Other stories describe people who resent or even despise Lincoln for forcing them into a war they don't believe in. There's even a story about John Wilkes Booth, the southern sympathizer who assassinated Lincoln. Adam Braver says he began writing his book on the West Coast, then midway through the project moved to the southern state of North Carolina. Living in the region that lost the Civil War gave him new perspectives on Lincoln. "One is that he was not loved by everybody, and seen as this tremendous heroic figure who saved democracy and the United States as we know it," continued Adam Braver. "There are still plenty of people in the South who hold him accountable for everything wrong that's gone on in the country, much in the same way as people did then. It was also interesting to me living here how he's still present in so many peoples' minds. You're surrounded by the battlefields. You're surrounded by social issues that are still traced back to the Civil War. It's still recent history here."

While he relied on his imagination to explore the inner lives of his characters, Adam Braver also borrowed from historical documents. Information suggesting Lincoln may have had a troubled relationship with his father inspired some of the tales.

Another story describes the autopsy performed after his assassination. Adam Braver says he used Lincoln's actual autopsy report, which he found on the Internet, to write the story.
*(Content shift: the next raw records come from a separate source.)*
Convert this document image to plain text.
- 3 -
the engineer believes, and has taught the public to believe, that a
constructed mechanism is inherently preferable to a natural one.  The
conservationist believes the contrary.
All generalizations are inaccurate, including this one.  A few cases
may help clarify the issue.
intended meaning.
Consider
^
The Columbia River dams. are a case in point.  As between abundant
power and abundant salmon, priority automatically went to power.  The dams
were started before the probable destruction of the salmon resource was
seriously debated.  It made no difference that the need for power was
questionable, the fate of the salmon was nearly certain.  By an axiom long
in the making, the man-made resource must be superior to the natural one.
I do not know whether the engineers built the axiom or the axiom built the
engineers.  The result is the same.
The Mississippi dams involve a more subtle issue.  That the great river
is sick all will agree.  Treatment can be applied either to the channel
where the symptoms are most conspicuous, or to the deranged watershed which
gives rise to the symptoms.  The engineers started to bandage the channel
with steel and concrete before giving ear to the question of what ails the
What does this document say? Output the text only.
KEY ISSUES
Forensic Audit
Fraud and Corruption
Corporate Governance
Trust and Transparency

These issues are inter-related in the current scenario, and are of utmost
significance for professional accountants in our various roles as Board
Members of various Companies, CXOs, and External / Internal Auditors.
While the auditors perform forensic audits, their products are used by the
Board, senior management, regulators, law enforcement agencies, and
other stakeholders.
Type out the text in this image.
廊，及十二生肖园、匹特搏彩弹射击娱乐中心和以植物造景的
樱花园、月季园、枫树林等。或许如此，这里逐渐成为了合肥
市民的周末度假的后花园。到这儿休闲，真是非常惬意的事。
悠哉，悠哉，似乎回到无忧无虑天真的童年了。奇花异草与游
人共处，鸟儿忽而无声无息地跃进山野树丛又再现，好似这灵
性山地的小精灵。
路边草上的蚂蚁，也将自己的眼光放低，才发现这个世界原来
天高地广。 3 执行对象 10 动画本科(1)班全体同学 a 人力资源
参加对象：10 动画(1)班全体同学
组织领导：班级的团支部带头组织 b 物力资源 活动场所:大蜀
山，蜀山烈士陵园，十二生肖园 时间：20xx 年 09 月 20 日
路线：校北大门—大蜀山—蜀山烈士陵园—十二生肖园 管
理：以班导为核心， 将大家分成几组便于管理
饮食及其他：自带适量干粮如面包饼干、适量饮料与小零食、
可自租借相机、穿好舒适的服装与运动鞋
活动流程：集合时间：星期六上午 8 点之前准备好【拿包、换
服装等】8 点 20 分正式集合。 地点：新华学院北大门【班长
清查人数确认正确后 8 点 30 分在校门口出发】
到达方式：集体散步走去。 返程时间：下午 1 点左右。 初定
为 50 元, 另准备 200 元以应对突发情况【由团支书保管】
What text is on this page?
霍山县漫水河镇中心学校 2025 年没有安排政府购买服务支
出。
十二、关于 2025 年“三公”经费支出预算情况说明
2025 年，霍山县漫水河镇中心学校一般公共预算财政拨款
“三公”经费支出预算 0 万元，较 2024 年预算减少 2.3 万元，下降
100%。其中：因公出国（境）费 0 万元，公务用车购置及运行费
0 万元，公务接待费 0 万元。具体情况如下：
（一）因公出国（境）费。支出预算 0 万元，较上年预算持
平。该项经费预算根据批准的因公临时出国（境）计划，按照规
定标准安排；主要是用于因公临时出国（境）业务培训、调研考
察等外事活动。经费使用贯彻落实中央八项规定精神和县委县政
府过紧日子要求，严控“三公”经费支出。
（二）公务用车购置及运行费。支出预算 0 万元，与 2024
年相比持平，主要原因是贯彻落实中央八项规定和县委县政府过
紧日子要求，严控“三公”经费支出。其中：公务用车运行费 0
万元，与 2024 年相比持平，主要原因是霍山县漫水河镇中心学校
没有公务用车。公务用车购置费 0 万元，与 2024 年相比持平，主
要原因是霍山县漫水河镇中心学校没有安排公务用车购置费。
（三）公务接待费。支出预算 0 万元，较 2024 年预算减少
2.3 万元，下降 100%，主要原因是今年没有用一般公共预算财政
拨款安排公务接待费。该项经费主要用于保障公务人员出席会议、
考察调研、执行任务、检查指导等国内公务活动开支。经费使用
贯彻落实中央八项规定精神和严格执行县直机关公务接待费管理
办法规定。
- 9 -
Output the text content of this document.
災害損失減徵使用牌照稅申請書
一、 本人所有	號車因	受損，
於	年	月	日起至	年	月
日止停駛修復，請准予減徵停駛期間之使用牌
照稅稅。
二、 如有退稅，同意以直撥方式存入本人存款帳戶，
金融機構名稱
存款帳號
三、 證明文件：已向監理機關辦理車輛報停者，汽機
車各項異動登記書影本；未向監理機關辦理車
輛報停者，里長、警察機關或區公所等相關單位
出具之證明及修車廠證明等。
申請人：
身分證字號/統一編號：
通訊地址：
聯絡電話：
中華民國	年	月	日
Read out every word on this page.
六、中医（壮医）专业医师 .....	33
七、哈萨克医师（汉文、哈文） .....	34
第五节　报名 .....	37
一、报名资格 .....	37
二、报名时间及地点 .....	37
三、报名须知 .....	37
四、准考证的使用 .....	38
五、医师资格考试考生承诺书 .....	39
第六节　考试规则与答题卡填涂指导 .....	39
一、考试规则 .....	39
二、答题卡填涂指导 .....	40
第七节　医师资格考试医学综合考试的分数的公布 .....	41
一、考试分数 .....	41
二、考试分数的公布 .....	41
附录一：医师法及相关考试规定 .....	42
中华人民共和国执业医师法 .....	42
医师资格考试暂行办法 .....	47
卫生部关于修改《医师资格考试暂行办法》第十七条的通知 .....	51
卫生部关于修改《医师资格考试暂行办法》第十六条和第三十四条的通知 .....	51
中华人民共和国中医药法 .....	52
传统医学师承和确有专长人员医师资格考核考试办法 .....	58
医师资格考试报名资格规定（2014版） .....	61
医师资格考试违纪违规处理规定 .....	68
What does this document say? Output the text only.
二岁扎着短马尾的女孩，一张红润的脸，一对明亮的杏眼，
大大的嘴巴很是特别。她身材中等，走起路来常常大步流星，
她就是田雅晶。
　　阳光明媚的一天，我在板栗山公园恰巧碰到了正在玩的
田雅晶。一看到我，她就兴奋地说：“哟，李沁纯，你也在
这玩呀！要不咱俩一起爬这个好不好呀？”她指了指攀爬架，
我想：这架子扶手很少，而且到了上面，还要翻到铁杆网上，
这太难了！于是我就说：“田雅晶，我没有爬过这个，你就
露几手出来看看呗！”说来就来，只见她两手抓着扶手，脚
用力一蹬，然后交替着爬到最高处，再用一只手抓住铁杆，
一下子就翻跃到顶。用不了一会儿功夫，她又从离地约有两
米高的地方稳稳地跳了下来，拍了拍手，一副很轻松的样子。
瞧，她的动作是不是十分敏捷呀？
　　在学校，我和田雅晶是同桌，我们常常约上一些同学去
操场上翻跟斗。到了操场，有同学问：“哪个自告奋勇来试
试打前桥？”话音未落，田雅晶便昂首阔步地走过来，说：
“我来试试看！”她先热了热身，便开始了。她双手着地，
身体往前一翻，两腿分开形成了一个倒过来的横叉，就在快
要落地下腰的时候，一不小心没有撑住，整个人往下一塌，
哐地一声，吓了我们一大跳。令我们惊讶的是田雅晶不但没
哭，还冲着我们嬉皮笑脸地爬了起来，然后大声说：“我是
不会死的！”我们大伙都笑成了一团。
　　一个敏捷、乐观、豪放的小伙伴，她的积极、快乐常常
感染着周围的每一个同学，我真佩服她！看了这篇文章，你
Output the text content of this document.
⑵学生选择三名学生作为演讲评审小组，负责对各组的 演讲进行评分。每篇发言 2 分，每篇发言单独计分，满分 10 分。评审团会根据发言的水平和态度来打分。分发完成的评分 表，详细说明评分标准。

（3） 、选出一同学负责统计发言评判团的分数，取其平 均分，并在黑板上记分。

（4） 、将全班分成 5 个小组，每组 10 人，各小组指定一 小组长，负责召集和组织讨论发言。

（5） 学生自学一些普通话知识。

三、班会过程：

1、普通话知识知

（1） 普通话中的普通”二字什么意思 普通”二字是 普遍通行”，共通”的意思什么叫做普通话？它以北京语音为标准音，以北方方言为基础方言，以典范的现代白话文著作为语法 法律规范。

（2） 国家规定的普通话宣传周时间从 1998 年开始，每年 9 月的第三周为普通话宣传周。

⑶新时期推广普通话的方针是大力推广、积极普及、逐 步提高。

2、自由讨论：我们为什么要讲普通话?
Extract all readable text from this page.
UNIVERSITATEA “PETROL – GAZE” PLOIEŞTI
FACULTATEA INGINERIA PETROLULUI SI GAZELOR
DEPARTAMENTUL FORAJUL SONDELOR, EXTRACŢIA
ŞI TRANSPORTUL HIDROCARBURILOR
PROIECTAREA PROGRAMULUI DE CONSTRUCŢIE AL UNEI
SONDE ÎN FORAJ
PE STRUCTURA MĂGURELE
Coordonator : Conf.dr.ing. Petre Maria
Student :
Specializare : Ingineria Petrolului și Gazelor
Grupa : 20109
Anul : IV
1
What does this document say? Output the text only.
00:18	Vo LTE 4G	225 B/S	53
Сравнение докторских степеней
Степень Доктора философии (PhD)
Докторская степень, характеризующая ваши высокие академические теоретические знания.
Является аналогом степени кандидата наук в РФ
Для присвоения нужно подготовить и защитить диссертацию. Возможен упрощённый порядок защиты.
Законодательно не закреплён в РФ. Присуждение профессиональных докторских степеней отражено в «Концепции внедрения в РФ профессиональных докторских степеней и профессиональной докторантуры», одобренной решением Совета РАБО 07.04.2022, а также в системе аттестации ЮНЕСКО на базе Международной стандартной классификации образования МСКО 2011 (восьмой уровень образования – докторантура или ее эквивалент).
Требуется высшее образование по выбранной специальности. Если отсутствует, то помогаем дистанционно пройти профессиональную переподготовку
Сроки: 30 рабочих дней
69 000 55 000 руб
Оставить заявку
Did he ever feel he went too far in humanizing an American icon? "I can remember a few moments writing it where I thought, 'Boy I'm really crossing some lines here,' " he said. "But once I crossed those lines, and he went from being the statues and the images on the currency to a real person, it almost felt a little liberating to me to see him have foibles, see him do things we couldn't imagine him doing, but that he probably did."

Having created his own flawed and vulnerable Abraham Lincoln, Adam Braver says it was hard to return to his old image of Lincoln as the venerated statesman. And while he'd never thought of himself as a historical novelist, he's now so interested in the gap between myth and reality that he's working on a novel about another celebrity, Sarah Bernhardt, whose acting career spanned the late 19th and early 20th centuries.